I saw a video posted online in which a marine burned Colin Kaepernick’s Jersey while playing the Star Spangled Banner and saluting it as if it were an American flag. He called it the Burn Colin Kaepernick Jersey Challenge and invited others to do the same. He’s within his rights, of course, to do such and to say he thinks Kaepernick is a “piece of trash” for not standing during the national anthem. It is after all, as I’m sure he would readily say, a free country.
I came across the video because people I barely know posted it on Facebook with supportive comments about how they personally agree and how ALL LIVES MATTER—usually in all caps—and how Kaepernick should keep his mouth shut. And in other not unrelated posts, I’ve seen people post pictures of the American flag and say things like, “If you don’t like this flag, leave,” or “If this offends you, I’ll help you pack.”
Now, I will be the first to say you don’t have to agree with Kaepernick or his method, but every such post I’ve seen has been from a white person who has probably never had to think about race and how it could affect their daily lives if their skin were darker. Race is an uncomfortable subject to them. They want people to deal with racism quietly and out of sight because it might disrupt their lives. They can’t just enjoy a football game because now they have to think about serious stuff and confront an experience that is not their own, and all this while most likely seated themselves in front of a TV with a beer in hand rather than hand over heart during the song they say they so love.
Further, it goes without saying that All Lives Matter, but to say that as a response to Black Lives Matter reveals a worrying degree of unthinking and an extreme lack of empathy because to say it—Black Lives Matter—is not to imply that other lives do not. It explicitly means that all lives do matter while trying to call attention to the fact that many lives have been overlooked, passed by, forgotten, not to mention such things as being incarcerated at much higher rates for similar crimes as their non-minority counterparts. To think that Black Lives Matter means that white or blue or green or red or yellow lives don’t matter and to express that because one man took a knee at a football game during the national anthem demonstrates quite clearly both the need for such a slogan and the views on race of those who can’t or refuse to see what it really means. If this is you, how about this? Before type-shouting ALL LIVES MATTER, try to gain a better understanding of the black—and by extension the overall minority experience—by reading Between the World and Me by Ta-Nehisi Coates. It takes effort to understand the experiences of others though, which is why so many people don’t do it. It’s easier to shout and call names. It’s easier to burn things.
As for burning Kaepernick’s jersey, it isn’t unlike burning in effigy or—dare I say—lynching. It’s an attempt to shame and quiet a black man, and it matters not one bit that he’s half white and grew up with white patents. It’s an attempt to quell discussion on race and a refusal to acknowledge that race is an issue because contrary to the idiotic beliefs of Ann Coulter, racism in this country is not dead. It thrives in overt and subtle ways, one of which is the unquestioning, “leave this country if you disagree” patriotism of those who burn Kaepernick’s jersey because it does nothing to challenge the status quo or learn from the history of race relations in this country.

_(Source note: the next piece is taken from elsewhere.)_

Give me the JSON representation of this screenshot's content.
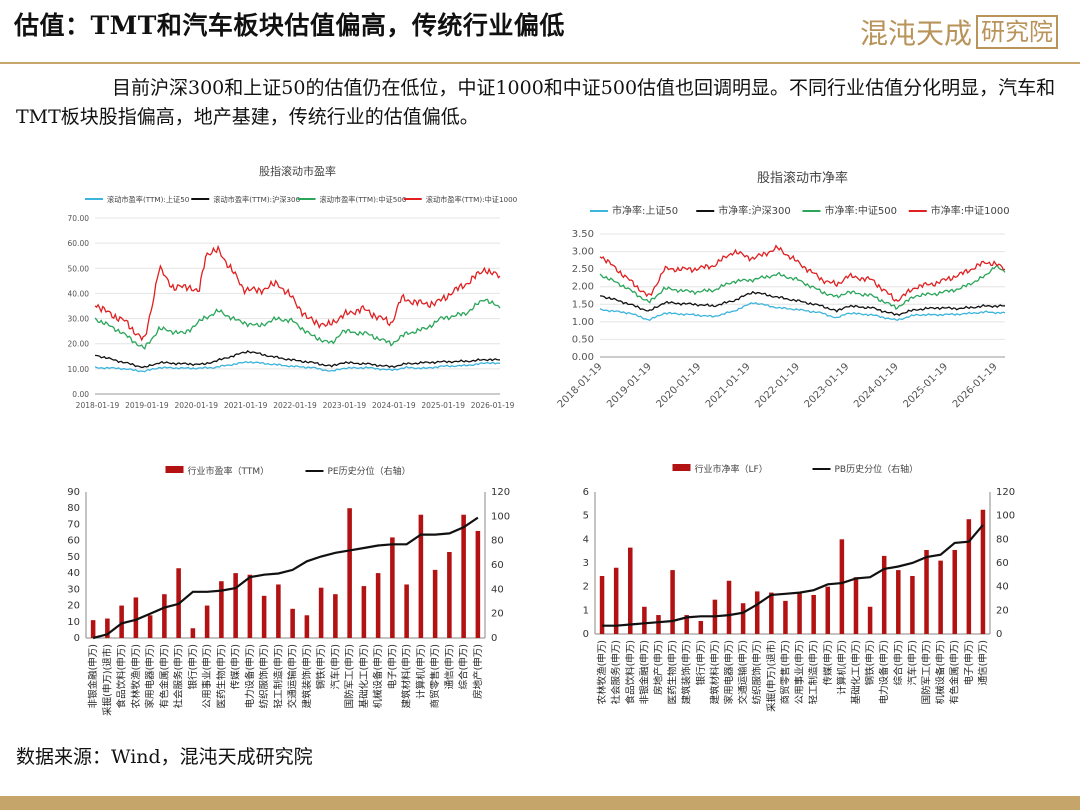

It does nothing to understand the motivations of the man or the idea he’s trying to represent. It’s just a reaction, a judgement. It’s a self-congratulatory and self-satisfied pat on the back. It’s a hope that by half time the noise will have died down and we can all get back to what really matters, football.
I would say then that Kaepernick is more patriotic than those who burn his jersey or suggest he should leave the country. He loves this country and the opportunities it has afforded him. He respects the military and even the flag, but he isn’t blind to the injustices that still pervade our system of justice. The difference between him and the shirt burners is that he doesn’t think America is perfect. He loves it, but he wants to make this country a better place. He understands that there is room for improvement. He doesn’t accept it all on face value without thought or question as if it’s some sort of religion. And that’s what real love is. It pushes us to make those we love better and hopes they will do the same for us.
Love it or leave it?
I say, Love it, but be angry when it lets you down, when it lets even one of its citizens down, and strive to make it better. Take a stand when you need to. Or sometimes, kneel.